The authors of this original book are experienced eurythmists, who describe and illustrate the core speech-sound exercises: vowel exercises, consonant exercises and soul exercises, which include love, hope and sympathy.

This book is not a replacement for a qualified eurythmy therapist, but is intended as guidance and orientation for patients practising on their own, perhaps after a few initial sessions with a therapist, or for more experienced eurythmists.

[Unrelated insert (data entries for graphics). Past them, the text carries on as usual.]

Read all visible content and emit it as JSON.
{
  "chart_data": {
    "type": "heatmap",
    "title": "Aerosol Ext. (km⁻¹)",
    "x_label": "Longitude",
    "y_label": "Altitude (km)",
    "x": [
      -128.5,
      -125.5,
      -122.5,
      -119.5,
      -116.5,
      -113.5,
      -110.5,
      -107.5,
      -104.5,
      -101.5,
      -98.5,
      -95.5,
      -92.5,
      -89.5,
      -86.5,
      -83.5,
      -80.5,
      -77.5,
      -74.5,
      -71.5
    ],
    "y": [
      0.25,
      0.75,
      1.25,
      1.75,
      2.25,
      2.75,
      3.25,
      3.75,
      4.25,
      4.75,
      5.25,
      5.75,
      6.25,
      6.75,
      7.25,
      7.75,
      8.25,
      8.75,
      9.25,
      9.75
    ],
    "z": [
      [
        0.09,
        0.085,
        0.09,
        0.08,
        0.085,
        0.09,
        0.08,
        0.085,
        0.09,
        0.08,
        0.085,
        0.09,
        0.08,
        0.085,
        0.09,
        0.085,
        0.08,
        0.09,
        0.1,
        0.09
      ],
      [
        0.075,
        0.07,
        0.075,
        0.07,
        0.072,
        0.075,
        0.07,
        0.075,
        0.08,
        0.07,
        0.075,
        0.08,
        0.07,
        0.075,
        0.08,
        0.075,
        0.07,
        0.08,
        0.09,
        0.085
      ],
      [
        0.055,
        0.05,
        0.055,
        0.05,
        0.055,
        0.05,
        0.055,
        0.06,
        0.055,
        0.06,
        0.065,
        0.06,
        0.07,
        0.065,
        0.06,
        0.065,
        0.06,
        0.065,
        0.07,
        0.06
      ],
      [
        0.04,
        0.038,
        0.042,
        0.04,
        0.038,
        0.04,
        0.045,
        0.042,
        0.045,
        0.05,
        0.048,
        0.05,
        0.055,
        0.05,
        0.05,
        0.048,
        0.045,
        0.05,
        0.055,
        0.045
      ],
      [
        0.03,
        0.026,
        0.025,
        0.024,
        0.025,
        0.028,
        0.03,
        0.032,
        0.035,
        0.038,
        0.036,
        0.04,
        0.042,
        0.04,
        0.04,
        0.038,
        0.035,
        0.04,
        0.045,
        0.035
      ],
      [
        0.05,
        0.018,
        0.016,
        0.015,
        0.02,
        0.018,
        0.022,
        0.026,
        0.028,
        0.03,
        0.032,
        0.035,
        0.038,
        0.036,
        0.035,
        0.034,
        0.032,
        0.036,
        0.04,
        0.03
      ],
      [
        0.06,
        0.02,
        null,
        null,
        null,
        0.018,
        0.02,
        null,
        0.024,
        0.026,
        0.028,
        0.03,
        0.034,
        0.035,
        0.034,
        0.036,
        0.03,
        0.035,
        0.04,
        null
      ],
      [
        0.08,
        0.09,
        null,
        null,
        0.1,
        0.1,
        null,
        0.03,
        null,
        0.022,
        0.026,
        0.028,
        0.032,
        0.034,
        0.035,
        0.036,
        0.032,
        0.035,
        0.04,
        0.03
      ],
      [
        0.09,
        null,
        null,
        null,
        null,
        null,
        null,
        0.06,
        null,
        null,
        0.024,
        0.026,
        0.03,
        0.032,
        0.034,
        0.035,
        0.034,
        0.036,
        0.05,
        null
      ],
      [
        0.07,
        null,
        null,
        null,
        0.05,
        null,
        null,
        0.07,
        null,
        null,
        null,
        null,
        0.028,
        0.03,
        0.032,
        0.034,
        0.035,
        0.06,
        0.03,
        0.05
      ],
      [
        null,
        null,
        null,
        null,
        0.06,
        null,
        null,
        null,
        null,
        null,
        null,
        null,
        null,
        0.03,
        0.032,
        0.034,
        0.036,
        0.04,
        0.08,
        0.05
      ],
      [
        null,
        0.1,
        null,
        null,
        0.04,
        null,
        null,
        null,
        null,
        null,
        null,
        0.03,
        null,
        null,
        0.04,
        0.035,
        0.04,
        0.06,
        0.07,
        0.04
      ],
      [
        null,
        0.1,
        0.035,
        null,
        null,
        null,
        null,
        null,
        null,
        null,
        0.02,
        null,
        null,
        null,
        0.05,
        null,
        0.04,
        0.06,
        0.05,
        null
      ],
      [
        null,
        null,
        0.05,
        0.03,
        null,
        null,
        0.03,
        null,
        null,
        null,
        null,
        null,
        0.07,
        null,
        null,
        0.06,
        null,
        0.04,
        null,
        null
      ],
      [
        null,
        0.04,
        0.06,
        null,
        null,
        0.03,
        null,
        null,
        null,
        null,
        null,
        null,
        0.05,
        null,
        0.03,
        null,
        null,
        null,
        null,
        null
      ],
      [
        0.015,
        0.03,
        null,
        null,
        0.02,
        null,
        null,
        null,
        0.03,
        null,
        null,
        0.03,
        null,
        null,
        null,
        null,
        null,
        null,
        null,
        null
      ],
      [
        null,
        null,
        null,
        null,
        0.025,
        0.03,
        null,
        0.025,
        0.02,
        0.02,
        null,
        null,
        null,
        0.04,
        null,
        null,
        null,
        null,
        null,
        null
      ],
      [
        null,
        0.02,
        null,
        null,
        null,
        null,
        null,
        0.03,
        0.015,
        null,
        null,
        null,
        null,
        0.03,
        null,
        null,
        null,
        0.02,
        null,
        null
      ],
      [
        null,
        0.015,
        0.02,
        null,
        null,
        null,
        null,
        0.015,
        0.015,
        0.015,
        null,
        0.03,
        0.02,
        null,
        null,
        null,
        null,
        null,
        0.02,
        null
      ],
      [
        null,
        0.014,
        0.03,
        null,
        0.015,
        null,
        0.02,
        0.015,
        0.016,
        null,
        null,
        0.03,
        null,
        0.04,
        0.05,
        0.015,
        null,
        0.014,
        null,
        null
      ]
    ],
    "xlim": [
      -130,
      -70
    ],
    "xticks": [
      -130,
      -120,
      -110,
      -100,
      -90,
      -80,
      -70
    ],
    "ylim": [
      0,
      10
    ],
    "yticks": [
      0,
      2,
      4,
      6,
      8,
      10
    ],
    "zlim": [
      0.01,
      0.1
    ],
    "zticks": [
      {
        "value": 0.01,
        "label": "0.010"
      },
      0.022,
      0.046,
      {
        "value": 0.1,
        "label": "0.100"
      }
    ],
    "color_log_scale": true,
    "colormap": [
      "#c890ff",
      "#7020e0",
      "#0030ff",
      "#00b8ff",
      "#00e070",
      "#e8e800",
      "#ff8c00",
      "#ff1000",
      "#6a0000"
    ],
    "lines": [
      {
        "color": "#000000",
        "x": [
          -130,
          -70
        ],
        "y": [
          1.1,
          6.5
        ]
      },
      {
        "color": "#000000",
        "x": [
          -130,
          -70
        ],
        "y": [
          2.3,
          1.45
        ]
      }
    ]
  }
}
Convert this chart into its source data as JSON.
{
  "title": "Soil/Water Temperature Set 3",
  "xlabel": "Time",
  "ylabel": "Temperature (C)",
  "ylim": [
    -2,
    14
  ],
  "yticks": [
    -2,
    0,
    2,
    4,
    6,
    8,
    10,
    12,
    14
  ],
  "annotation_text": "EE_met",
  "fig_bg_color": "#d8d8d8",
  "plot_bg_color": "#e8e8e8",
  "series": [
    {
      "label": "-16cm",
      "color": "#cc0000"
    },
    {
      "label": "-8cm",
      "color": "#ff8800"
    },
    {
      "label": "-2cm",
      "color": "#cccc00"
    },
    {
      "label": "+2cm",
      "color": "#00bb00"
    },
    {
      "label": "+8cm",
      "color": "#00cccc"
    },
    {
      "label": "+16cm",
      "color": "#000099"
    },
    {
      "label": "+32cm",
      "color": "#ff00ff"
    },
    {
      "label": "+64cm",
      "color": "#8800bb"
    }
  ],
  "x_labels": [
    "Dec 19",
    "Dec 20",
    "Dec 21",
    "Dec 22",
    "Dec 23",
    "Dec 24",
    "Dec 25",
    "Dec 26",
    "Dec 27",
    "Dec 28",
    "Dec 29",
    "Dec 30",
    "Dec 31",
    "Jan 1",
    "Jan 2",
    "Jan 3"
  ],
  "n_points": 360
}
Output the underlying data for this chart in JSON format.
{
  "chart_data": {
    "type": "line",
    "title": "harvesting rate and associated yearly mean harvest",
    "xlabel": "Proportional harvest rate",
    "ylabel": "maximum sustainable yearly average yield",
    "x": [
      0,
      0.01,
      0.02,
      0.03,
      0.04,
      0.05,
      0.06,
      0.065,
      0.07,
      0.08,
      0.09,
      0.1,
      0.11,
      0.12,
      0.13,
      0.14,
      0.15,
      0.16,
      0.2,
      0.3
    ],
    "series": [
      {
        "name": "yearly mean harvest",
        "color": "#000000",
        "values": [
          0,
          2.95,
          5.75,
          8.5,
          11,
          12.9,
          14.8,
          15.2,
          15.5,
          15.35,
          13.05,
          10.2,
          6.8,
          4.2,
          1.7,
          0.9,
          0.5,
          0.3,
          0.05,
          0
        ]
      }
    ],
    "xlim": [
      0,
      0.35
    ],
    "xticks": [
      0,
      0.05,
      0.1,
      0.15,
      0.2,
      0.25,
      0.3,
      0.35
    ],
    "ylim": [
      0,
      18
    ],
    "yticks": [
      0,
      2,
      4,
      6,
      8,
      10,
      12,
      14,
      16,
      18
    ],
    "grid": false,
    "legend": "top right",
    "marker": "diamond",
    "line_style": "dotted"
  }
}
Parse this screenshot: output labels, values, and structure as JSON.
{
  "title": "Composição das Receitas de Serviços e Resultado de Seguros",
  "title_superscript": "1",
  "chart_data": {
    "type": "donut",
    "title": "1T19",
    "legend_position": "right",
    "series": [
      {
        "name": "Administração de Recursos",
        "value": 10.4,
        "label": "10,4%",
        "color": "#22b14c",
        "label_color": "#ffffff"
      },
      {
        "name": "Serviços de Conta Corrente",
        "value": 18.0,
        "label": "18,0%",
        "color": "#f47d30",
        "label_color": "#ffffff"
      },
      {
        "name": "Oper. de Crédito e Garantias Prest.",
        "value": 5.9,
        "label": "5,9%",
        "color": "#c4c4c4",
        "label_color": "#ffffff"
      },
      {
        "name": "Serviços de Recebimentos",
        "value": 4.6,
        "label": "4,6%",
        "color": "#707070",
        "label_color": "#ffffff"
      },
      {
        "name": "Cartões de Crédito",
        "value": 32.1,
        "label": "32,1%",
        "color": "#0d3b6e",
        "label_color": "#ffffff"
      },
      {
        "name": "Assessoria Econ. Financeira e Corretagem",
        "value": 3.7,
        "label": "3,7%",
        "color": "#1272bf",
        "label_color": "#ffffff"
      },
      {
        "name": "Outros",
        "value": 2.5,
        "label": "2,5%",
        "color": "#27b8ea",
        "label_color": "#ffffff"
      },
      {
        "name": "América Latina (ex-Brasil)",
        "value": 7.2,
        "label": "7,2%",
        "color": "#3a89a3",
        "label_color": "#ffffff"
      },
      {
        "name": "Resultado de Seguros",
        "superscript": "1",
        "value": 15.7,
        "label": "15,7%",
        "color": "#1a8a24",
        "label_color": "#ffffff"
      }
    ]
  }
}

'This book is clear and down to earth. It is well laid out and the photos are possible to follow or imitate. I was aware that I was meeting both the text and the illustrations with a degree of working experience as a eurythmy therapist, and having shown it to a couple of my patients they stressed that it could help remember exercises already tackled with a therapist, but no way could it replace the human interaction and process of eurythmy therapy itself. It has not set out to be a ‘self-help’ book, I think, but rather to make a courageous attempt to put Eurythmy Therapy in the ‘market place’, perhaps attracting people who are new to it and are intrigued, or re-inspiring those more familiar. I will certainly use it to illustrate and support work as a therapist, and also for myself as a helpful reminder of basic exercises. [...] I would recommend this book to other eurythmists and eurythmy therapists as a clear and attractive handbook.'
-- Jane Abel, Eurythmy Therapist

'The book itself has a good and clear layout and it is easy to get an overview of the exercises.[...] I have to say that as a eurythmist I find the book useful as a resource for deepening my knowledge of the sounds and I personally wouldn't mind a Volume 2 covering themes such as rhythms, spatial forms and body meditations.'
-- Saraphir Qaa-Rishi, Eurythmist and Movement Teacher

'An Illustrated Guide to Everyday Eurythmy is easy to follow and is to be commended on its attractive presentation [...] Having never visited a eurythmy therapist myself I could not say whether or not they hand out illustrations of the exercises as an aide memoire for their client, but if not, they might well wish to consider availing themselves of this work-book to pass on to clients as a useful follow-on after having first imparted to them a sufficient orientation in these eurythmy exercises.'
-- New View

‘It seemed to me the only way to fairly review would be to look at the exercises and try them out. […] I found the instructions clear and helpful, and consistent with my memory. […] I am pleased to have this book and I believe it will help people like me to practice eurythmy. I think for the purpose of giving support for people to continuing working with eurythmy it would be invaluable. I think it may help some practitioners in their work. It is clearly not the intention of the authors that people with no experience of eurythmy or no guidance from a therapist, should consider this to be a tutor. I could imagine that someone who does have an interest in eurythmy could be encouraged by this book to seek out a course or a therapist.’
-- Philip Haddon, Point & Circle Magazine


Barbara Tapfer was born in 1977 in the South Tyrol in Northern Italy. She studied eurythmy at Dornach, The Hague and Järna, and now runs a private eurythmy practice.

Professor Annette Weisskircher was born in 1955 in Bonn and studied eurythmy and eurythmy therapy. She has worked for many years in private practice. She created the first eurythmy master's program at Alanus University.